Prerequisite: Permission of instructor. Recommended: One course in ANTH, GNDR, HIST, or SOCI. Many people define marriage as a sacramental union between one man and one woman. However, this definition has changed significantly over time. This course charts the varieties of marriage in western history from sibling-marriages of Egyptian pharaohs, to civil unions under Roman law, to Christian sacramental marriage in the Middle Ages. It finally considers the current legal and ethical debates over same-sex marriages. This course cannot be taken on a P/CR/NC grading option. May be counted toward the major or minor in history and as an auxiliary course toward the minor in gender studies. V.1, V.7
Prerequisite: Permission of instructor. Not open to students who received credit for HNRS 191 in Fall 2008. As lifestyles, technologies, and values have changed over time, the relationship between humans and the American landscape has also evolved. Through examination of the issues of food and agriculture, urbanization, and wilderness protection, this course analyzes how and why people's connection with the land has changed through time. The emergence of the American environmental movement is also explored. Offered alternate years. May be counted toward the major or minor in environmental studies and environmental science and the environmental studies concentration for the major in liberal studies. V.1
Prerequisites: One or more 200-level courses relevant to the research project; research proposal must be approved by sponsoring department and dean. Students must be engaged as full-time research assistants on campus for a minimum of eight weeks during the summer. In addition to research duties, the student must complete a culminating paper or project to be mutually conceived by the student and her faculty sponsor. This course is graded P/CR/NC only.

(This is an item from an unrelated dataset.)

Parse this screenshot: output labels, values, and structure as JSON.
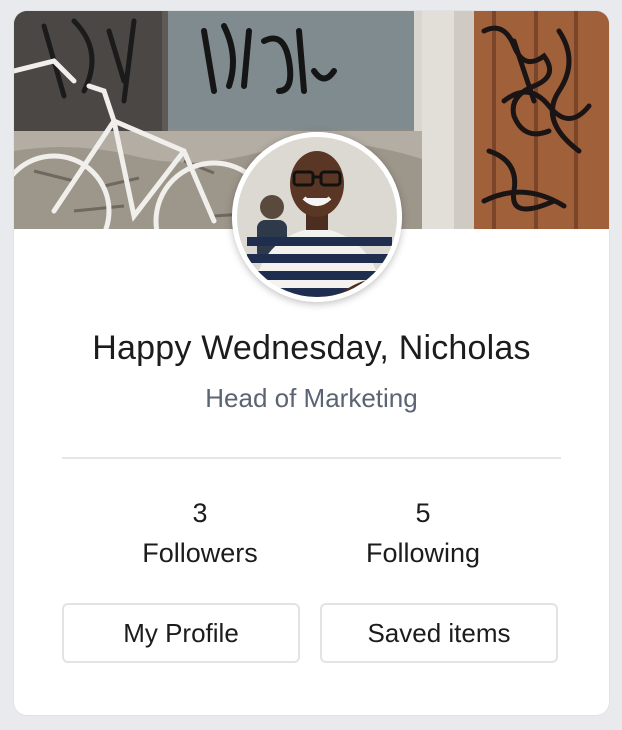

Prerequisites: One or more 200-level courses relevant to the research project; a minimum cumulative GPA of 3.3; and research proposal selected by Honors Committee. Projects are undertaken and completed over eight weeks in the early summer. The student and her faculty sponsor together determine what the student will produce as the culmination of her research project. At the end of the program each student must turn in to the Honors Program and to her faculty sponsor the final product of her research project. The research papers will be published in a special issue of the Honors Journal. This course is graded P/CR/NC only.